For a moment, Giddings couldn’t seem to get his breath. He reached out blindly for the doorframe and grabbed it for support. “How? When?” he asked faintly, the blood draining from his face as he slowly accepted what Frank had told him.
“Maybe you should sit down first,” Frank suggested. He glanced down the stairs and saw Walcott waiting, listening intently to every word. “Is this Anna’s room?” he asked Giddings, nodding toward the doorway where he stood.
The man nodded. Frank found it interesting he knew this fact if he’d never visited Anna’s room, as Walcott had insisted. He took Giddings’s arm and led him inside, closing the door behind him. Walcott would have to come upstairs and put his ear to the panel if he wanted to eavesdrop.
There was a chair in the corner of the sparsely furnished room, by the window, and Frank deposited Giddings into it. Then he perched on the edge of Anna’s carelessly made bed and waited. Human nature being what it was, he knew Giddings would break the silence very soon.
Frank took the time to study Giddings. His clothes were good quality. He was a man accustomed to dressing well, although his suit was a bit wrinkled, and his linen far from fresh. He’d been wearing it more than one day, which was probably unusual for a man of his obvious position in life. His hat was on crooked, and he hadn’t thought to remove it, a gesture that would have come naturally to him under other circumstances. He was well-fed but haggard, with dark circles under his eyes and a tightness around his mouth. A man of comfortable circumstances who found himself dealing with a crisis he couldn’t resolve.
Then, to Frank’s surprise, Giddings reached into his coat pocket and pulled out a silver flash. With practiced ease, he removed the top and took a healthy swallow. He didn’t offer to share before placing the flask safely back into his pocket.
“How did she die?” he asked when he’d given the whiskey a moment to work.
“Someone stabbed her. It happened in Washington Square.”
He started in surprise. “Who did it?”
“We don’t know yet.”
“But if someone stabbed her in a public place like that, someone must have seen who did it!”
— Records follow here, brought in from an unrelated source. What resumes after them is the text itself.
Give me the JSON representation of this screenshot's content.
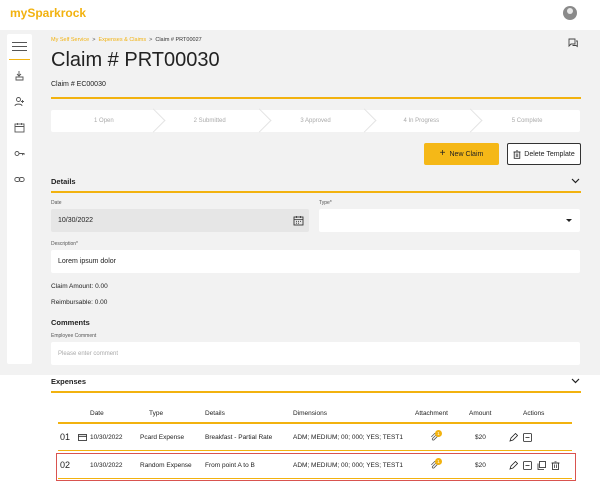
{
  "app": {
    "brand": "mySparkrock"
  },
  "breadcrumb": {
    "items": [
      "My Self Service",
      "Expenses & Claims",
      "Claim # PRT00027"
    ],
    "separator": ">"
  },
  "page": {
    "title": "Claim # PRT00030",
    "claim_sub": "Claim # EC00030"
  },
  "stepper": {
    "steps": [
      "1  Open",
      "2  Submitted",
      "3  Approved",
      "4  In Progress",
      "5  Complete"
    ]
  },
  "actions": {
    "new_claim": "New Claim",
    "new_claim_icon": "+",
    "delete_template": "Delete Template"
  },
  "details": {
    "title": "Details",
    "date_label": "Date",
    "date_value": "10/30/2022",
    "type_label": "Type*",
    "type_value": "",
    "description_label": "Description*",
    "description_value": "Lorem ipsum dolor",
    "claim_amount": "Claim Amount: 0.00",
    "reimbursable": "Reimbursable: 0.00"
  },
  "comments": {
    "title": "Comments",
    "employee_label": "Employee Comment",
    "placeholder": "Please enter comment"
  },
  "expenses": {
    "title": "Expenses",
    "columns": [
      "Date",
      "Type",
      "Details",
      "Dimensions",
      "Attachment",
      "Amount",
      "Actions"
    ],
    "rows": [
      {
        "num": "01",
        "date": "10/30/2022",
        "type": "Pcard Expense",
        "details": "Breakfast - Partial Rate",
        "dimensions": "ADM; MEDIUM; 00; 000; YES; TEST1",
        "attachment_count": "1",
        "amount": "$20",
        "pcard": true
      },
      {
        "num": "02",
        "date": "10/30/2022",
        "type": "Random Expense",
        "details": "From point A to B",
        "dimensions": "ADM; MEDIUM; 00; 000; YES; TEST1",
        "attachment_count": "1",
        "amount": "$20",
        "pcard": false
      }
    ]
  },
  "colors": {
    "accent": "#f2b20f",
    "button": "#f5b817",
    "highlight": "#d9534f",
    "background": "#f2f2f2"
  }
}
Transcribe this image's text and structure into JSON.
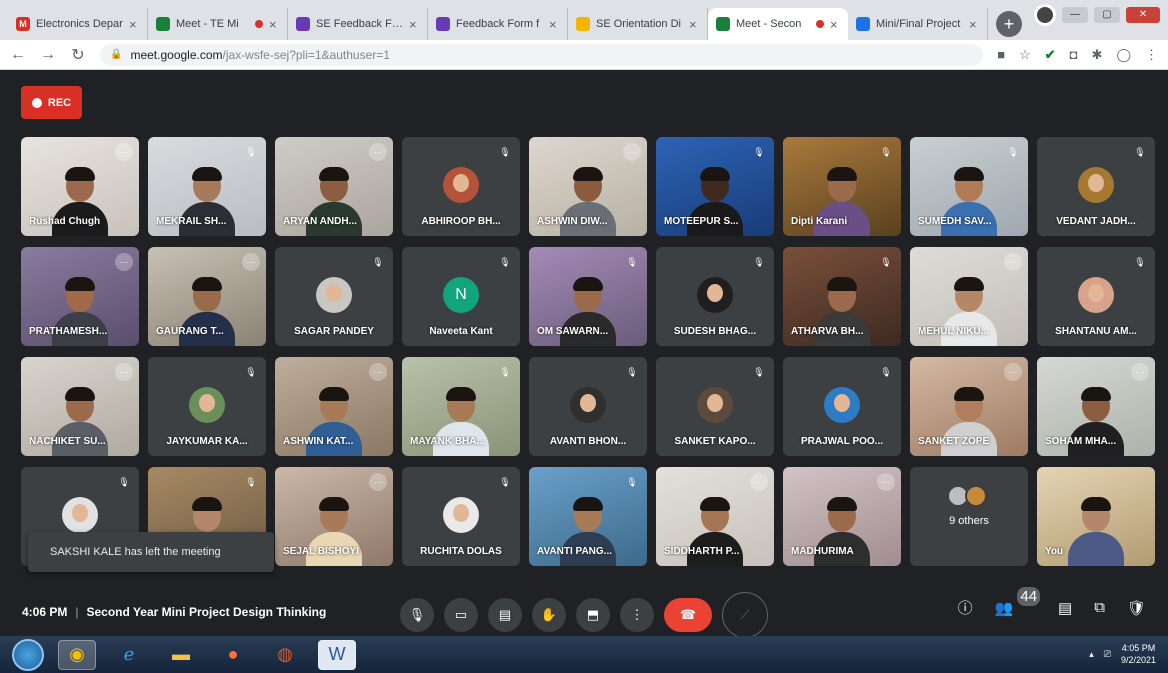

“It happened at night. No one found her until morning.” He let that sink in, and then he said, “Do you know why she was out alone at that hour?”
“Of course not!”
“She wasn’t going to meet you, then?”
“I’d never expect a female to go out alone at night to meet me,” he insisted, affronted. “That wouldn’t be safe. I always called on Anna here at the house.”
“You said you were engaged,” Frank reminded him. “When were you planning to get married?”
Giddings blanched again, proving Frank’s theory that this had been a lie. “I… We… we hadn’t yet set a date,” he hedged.
“Is that because you’re already married, Mr. Giddings?” Frank inquired.